Sententia libri Metaphysicae, lib. 4 l. 6 n. 12
Et hoc propter apaedeusiam, idest ineruditionem sive indisciplinationem. Est enim ineruditio, quod homo nesciat quorum oportet quaerere demonstrationem, et quorum non: non enim possunt omnia demonstrari. Si enim omnia demonstrarentur, cum idem per seipsum non demonstretur, sed per aliud, oporteret esse circulum in demonstrationibus. Quod esse non potest: quia sic idem esset notius et minus notum, ut patet in primo posteriorum. Vel oporteret procedere in infinitum. Sed, si in infinitum procederetur, non esset demonstratio; quia quaelibet demonstrationis conclusio redditur certa per reductionem eius in primum demonstrationis principium: quod non esset si in infinitum demonstratio sursum procederet.
It is tempting for a one-time mathematician to see in the boldface an early intuition of Goedel: that not all statements withing a discourse can be proven within the discourse. But Aquinas is really being more general than that. He is mocking the old recreation of dictionary chasing, in which the sophomore discovers that each word in the dictionary is defined in terms of other words, and that these definitions can be chased indefinitely. Aquinas might be better translated as "not all things can be demonstrated" since to say "all things cannot be demonstrated" sounds too much as if nothing can be.
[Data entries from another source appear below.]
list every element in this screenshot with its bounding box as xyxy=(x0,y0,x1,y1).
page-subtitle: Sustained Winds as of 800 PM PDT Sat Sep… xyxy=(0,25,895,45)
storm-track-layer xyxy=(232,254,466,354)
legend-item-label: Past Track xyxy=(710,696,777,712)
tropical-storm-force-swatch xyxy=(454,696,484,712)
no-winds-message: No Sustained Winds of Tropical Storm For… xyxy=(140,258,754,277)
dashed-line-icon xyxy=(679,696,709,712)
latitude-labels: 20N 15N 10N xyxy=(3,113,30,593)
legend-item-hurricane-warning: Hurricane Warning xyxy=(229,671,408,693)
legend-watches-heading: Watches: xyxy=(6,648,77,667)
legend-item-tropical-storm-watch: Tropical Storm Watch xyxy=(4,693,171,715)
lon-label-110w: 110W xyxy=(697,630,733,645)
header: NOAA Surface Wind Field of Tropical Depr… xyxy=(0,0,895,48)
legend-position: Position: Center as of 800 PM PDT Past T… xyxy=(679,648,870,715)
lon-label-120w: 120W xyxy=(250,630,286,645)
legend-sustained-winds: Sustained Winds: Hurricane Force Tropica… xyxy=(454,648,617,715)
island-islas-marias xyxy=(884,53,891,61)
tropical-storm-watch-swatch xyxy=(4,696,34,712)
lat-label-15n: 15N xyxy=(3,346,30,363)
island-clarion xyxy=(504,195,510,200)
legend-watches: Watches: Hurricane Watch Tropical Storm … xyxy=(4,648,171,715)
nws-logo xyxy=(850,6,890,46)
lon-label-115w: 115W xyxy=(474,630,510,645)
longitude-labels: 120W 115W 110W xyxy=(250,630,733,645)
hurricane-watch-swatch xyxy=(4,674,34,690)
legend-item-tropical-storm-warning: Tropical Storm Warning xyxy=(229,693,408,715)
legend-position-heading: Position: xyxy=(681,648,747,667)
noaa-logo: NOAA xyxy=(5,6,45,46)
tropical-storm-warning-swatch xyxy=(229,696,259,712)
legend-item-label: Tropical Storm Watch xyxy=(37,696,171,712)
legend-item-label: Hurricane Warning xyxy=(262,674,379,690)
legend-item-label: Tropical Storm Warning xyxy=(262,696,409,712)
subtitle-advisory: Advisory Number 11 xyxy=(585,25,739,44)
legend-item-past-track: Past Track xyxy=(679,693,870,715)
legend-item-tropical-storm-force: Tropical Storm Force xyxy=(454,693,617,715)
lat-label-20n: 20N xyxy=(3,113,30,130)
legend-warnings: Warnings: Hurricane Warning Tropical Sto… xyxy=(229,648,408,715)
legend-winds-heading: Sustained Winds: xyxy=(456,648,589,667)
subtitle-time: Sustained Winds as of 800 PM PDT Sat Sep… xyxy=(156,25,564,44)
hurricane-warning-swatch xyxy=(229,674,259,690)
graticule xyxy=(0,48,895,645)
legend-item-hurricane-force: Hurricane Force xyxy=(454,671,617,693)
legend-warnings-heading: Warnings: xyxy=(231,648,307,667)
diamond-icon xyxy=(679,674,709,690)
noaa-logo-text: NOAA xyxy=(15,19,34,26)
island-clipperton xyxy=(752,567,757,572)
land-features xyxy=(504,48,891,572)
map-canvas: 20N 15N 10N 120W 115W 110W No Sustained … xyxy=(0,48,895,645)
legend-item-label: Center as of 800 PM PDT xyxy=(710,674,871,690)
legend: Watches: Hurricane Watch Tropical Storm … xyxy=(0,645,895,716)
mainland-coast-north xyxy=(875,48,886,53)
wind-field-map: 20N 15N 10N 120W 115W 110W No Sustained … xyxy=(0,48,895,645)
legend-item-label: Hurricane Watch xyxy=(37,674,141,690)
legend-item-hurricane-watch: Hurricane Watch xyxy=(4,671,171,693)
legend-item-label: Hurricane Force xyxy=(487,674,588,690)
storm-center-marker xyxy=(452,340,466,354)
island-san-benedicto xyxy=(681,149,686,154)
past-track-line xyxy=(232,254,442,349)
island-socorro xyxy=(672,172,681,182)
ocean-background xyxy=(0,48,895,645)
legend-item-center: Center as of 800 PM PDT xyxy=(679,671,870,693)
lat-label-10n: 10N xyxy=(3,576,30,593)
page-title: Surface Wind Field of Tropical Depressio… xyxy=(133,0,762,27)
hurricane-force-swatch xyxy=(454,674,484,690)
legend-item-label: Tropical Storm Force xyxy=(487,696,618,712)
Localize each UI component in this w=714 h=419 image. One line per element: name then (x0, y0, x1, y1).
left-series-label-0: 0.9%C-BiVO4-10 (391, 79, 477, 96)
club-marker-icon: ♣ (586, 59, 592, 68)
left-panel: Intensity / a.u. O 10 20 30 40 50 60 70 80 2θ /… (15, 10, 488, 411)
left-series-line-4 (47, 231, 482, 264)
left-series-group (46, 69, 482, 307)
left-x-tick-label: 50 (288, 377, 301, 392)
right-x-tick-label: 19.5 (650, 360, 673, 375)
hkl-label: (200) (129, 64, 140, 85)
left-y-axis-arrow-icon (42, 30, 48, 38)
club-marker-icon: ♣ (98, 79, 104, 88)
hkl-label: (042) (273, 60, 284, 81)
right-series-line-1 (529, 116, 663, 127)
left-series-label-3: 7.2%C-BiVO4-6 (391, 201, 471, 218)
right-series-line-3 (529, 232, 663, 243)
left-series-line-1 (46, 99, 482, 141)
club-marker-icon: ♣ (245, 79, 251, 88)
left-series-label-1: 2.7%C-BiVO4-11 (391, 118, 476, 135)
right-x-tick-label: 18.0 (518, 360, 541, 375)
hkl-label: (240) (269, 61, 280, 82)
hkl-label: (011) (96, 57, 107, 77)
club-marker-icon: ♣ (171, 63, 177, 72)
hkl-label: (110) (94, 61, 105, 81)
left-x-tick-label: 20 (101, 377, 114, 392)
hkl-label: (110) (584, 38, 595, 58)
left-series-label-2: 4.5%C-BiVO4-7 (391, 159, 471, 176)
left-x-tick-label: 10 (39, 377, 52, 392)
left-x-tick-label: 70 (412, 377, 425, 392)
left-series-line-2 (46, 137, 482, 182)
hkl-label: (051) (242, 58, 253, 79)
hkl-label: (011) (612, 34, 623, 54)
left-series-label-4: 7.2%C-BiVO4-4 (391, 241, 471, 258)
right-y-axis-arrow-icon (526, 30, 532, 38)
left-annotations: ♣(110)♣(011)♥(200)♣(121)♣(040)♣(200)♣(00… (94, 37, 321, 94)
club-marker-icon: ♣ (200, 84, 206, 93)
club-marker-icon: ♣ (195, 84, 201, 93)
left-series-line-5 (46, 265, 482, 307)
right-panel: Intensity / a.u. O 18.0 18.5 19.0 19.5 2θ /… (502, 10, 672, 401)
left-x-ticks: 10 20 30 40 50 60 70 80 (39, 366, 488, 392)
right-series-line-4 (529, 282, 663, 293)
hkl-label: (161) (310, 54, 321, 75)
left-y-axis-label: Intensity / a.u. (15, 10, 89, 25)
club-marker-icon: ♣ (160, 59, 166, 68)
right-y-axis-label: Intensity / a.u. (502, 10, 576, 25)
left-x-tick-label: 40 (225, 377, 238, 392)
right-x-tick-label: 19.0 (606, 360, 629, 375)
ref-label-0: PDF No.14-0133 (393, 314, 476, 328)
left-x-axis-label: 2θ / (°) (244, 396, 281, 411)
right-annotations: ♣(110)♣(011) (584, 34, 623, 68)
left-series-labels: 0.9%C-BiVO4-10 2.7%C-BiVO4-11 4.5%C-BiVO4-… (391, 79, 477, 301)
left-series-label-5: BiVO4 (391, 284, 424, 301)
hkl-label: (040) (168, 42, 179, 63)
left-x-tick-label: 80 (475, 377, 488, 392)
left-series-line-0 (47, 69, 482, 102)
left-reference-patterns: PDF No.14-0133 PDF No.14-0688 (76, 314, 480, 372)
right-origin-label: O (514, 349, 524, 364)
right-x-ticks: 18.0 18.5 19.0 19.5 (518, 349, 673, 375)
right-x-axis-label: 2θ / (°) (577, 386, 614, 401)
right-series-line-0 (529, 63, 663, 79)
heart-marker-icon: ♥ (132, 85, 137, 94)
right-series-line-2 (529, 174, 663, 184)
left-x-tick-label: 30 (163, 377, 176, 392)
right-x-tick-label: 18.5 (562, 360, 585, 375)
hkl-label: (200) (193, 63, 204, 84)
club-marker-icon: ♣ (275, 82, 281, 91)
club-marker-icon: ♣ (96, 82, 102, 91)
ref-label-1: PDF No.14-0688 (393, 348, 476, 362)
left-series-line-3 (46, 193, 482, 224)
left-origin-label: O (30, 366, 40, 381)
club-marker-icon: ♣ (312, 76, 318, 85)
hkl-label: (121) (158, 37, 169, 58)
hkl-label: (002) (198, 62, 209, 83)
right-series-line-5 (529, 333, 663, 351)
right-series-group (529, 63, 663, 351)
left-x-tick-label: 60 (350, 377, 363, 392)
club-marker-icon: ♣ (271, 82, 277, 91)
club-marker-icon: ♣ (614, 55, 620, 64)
What he meant was that somewhere there had to be first principles, axioms, definitions, etc. that were accepted as being more certainly known.
(BTW, it is good to see i.e. in its original incarnation as id est [idest].)
Chastek makes the same point. ( Collapse )
While on the ancient and medieval account of science (which still survives in science to this day), the goal of science is to move forward from one's starting points (principles, theorems, theories etc), for the ill educated man, the goal of education is exactly opposite: he must go backwards from presuppositions and show how they continually betray more presuppositions that must also in turn be destroyed
Which explains much of the post-modern dilemma. Notice how people, in order to question something simple and obvious, often bring up things that are flimsy and insubstantial -- like "potential persons" or "multiple universes" or [somehow] "emergent property" hand-waving. Hume, because he did not like the way arguments from causation ended up, decided to deny causation entirely.